In the fall of 2013, I (Alissa) began meeting with a couple friends through a common interest in reading Rob Bell’s Love Wins. The idea had been that we would get together for breakfast each Friday to discuss our thoughts on the book and the idea of hell. But we never did open the book, because that first morning we found something even better: a safe place to discuss our hidden doubts about the Christian faith.
Over the next several months, we got together each week to share and support each other as we wrestled through our beliefs, took breaks from church, and maneuvered relationships in the midst of doubt. Many times, we were speaking our true thoughts on faith, church, and God out loud for the first time. We were relieved to find these thoughts both accepted and understood in each other’s company. One friend began to jokingly call our meetings “Doubters Anonymous.” Slowly, in the midst of this solidarity and permission to be our true selves, the weight and pain of our doubts began to feel less heavy.
Over time, I became more and more convinced that others could use the type of support we had been lucky enough to stumble upon.
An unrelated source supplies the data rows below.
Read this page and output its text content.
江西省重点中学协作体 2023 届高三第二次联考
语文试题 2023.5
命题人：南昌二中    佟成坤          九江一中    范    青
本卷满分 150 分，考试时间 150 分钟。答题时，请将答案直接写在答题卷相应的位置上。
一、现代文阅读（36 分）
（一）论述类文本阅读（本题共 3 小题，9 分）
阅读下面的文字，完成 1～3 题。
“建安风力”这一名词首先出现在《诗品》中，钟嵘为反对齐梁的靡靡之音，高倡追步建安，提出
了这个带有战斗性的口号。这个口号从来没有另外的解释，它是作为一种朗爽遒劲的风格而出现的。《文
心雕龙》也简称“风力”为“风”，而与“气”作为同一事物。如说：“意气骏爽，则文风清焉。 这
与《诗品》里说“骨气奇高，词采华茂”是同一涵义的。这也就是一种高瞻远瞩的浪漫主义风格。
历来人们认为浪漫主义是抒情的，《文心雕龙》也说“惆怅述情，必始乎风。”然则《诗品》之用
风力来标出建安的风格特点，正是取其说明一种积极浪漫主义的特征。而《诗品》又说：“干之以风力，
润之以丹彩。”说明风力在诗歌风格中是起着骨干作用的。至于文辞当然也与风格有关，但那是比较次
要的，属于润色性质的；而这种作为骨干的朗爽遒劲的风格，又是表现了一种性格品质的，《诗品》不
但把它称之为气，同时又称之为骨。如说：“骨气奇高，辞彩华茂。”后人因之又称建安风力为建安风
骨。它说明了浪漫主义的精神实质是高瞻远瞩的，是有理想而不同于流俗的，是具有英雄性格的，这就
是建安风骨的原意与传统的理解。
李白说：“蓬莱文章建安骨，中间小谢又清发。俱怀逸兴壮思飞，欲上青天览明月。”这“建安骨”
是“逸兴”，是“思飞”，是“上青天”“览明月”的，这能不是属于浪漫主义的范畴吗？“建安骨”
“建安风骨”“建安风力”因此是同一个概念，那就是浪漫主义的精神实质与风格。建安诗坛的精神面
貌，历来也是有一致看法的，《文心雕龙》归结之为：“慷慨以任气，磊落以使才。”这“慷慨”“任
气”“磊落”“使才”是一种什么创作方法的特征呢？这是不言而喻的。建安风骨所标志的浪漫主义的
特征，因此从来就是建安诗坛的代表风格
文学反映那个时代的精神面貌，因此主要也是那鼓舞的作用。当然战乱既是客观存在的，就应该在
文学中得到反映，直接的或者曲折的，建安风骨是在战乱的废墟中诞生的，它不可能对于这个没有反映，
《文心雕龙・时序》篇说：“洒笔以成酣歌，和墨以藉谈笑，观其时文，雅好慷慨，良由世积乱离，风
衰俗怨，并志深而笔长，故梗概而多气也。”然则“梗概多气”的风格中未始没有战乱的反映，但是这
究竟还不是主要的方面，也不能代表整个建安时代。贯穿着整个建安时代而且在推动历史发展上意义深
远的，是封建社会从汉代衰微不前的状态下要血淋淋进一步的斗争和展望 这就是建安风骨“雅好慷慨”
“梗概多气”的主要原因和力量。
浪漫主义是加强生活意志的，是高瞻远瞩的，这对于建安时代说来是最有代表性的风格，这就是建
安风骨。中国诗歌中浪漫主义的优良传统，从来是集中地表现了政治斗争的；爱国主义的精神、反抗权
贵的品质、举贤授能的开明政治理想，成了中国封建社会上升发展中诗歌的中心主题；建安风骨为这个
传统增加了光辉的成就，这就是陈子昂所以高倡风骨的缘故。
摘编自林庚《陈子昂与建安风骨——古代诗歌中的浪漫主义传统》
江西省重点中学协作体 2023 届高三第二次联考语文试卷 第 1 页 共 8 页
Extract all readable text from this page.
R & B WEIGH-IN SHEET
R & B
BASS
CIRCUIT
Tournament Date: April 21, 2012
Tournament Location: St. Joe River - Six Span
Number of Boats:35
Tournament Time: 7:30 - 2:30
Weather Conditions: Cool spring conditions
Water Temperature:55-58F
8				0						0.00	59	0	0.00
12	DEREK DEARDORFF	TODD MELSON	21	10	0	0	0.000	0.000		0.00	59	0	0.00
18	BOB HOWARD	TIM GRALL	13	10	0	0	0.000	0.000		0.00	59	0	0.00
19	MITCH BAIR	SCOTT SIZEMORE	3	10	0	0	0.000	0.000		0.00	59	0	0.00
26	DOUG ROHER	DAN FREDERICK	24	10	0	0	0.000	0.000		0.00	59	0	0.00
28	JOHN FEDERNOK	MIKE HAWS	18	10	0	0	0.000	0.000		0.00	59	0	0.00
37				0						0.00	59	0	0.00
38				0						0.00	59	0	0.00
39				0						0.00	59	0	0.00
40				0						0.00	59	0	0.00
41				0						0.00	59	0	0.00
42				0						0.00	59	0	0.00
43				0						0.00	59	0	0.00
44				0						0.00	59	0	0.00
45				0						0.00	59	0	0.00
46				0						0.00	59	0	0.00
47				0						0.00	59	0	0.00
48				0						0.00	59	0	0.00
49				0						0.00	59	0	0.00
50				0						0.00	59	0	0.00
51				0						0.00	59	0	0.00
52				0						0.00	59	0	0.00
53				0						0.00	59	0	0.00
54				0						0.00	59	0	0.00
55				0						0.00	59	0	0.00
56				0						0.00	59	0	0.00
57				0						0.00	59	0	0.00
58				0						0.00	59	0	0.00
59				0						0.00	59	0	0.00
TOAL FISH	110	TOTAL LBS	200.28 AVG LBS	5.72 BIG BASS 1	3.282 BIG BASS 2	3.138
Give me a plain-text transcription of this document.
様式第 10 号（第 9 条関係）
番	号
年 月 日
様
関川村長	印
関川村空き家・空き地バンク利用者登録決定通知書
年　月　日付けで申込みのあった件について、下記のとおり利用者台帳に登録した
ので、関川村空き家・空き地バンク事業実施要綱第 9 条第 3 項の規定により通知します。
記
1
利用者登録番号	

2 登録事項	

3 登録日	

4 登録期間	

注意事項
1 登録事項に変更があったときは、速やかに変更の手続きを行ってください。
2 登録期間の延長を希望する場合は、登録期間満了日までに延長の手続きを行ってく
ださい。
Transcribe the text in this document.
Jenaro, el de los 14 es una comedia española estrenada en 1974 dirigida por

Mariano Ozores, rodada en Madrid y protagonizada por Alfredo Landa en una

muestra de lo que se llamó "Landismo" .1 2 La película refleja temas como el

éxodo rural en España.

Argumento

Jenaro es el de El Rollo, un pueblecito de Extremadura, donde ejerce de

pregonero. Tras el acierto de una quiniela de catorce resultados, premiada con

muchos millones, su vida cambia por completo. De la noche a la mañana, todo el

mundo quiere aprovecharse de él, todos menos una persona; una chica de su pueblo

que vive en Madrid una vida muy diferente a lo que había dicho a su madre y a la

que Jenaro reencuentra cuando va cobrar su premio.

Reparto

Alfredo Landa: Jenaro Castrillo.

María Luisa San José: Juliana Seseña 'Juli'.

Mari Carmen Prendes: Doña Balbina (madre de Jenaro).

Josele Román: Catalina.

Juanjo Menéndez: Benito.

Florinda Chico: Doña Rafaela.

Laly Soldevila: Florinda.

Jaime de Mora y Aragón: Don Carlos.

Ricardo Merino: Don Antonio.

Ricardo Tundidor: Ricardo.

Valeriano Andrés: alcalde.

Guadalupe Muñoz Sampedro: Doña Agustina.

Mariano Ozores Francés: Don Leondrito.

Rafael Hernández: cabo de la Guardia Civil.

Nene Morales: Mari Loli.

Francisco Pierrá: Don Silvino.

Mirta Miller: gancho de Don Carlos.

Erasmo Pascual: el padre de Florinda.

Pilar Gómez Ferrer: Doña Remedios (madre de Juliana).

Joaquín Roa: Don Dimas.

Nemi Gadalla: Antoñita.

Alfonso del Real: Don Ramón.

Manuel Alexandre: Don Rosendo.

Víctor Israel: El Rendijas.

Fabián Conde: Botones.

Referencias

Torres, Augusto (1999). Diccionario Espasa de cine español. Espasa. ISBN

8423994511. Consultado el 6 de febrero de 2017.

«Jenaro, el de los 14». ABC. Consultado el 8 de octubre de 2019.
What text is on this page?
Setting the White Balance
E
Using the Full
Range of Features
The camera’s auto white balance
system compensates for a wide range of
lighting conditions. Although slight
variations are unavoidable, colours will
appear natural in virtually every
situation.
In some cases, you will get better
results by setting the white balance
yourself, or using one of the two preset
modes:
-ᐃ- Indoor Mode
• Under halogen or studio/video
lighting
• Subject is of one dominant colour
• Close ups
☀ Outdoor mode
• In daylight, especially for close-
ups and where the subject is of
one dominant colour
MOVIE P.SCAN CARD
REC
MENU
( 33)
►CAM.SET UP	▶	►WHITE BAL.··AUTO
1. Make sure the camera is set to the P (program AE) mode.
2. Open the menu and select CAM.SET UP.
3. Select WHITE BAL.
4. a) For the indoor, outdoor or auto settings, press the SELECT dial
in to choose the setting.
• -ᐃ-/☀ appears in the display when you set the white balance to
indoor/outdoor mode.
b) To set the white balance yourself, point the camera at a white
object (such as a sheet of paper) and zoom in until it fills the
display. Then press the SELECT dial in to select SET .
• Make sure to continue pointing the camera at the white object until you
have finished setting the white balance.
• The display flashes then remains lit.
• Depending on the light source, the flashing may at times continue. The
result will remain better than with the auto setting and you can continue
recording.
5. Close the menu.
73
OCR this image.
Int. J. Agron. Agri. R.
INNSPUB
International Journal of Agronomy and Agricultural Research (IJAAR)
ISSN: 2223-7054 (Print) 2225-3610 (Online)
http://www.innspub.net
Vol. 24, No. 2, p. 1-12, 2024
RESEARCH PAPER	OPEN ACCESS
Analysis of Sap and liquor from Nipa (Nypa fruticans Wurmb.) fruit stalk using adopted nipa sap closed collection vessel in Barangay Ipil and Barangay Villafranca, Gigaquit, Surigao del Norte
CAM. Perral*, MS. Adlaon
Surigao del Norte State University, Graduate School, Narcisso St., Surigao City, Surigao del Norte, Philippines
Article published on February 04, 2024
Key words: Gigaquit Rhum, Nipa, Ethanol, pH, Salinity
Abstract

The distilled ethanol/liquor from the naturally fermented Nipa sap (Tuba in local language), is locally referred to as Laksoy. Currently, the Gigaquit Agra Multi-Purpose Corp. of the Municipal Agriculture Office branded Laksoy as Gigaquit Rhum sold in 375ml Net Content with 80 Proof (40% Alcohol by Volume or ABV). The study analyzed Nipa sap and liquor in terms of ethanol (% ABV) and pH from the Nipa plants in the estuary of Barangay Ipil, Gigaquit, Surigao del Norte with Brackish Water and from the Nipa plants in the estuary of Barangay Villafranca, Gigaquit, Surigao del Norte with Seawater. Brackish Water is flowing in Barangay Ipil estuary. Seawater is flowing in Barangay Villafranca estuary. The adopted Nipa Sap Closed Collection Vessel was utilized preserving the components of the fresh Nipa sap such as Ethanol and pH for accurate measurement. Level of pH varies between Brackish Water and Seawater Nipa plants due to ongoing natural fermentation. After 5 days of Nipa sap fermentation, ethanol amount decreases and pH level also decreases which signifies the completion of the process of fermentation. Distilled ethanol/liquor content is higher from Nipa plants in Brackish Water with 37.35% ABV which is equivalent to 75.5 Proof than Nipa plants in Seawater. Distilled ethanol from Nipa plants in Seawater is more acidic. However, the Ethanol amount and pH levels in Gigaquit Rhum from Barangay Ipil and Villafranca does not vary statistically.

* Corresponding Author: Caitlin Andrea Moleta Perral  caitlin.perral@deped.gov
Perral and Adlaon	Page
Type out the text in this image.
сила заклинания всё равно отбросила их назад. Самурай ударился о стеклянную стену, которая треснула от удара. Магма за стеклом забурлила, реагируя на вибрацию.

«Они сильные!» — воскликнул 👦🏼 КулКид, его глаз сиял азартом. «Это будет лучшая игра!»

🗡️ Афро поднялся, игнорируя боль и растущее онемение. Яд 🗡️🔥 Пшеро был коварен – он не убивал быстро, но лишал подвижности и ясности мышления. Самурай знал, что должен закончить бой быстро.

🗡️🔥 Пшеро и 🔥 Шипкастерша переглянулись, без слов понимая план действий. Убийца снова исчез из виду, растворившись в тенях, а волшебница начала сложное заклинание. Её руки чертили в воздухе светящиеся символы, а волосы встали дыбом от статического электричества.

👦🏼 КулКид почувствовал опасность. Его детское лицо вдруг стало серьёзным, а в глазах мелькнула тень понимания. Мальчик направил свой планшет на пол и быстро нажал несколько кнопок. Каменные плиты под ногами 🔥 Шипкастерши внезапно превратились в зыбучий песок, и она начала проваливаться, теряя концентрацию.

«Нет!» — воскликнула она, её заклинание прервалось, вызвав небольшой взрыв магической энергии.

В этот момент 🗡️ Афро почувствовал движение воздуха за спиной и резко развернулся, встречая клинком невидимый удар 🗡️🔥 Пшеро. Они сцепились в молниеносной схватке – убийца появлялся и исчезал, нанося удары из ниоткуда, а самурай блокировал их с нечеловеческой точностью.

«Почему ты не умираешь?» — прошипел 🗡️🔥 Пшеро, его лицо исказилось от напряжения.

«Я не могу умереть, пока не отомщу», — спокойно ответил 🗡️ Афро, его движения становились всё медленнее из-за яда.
Early the next year, an online community was born.
Since then, the group has grown to include over 90 people, of varying backgrounds and beliefs, wrestling in some way through a faith shift or deconstruction. We have supported each other through the first inklings of doubt and the most intense thrashings, sometimes the loss of religion and sometimes the return to it. We have borne witness to each other’s confusion, growing pains, and healing. We have said I’m sorry and me too and I hear you. Because, despite the wide spectrum of our beliefs, we are united in our support of each other’s mental, emotional, and spiritual well-being. And despite our uncertainties, we believe in the value of a safe place. We have seen firsthand, in ourselves and each other, what a difference it can make.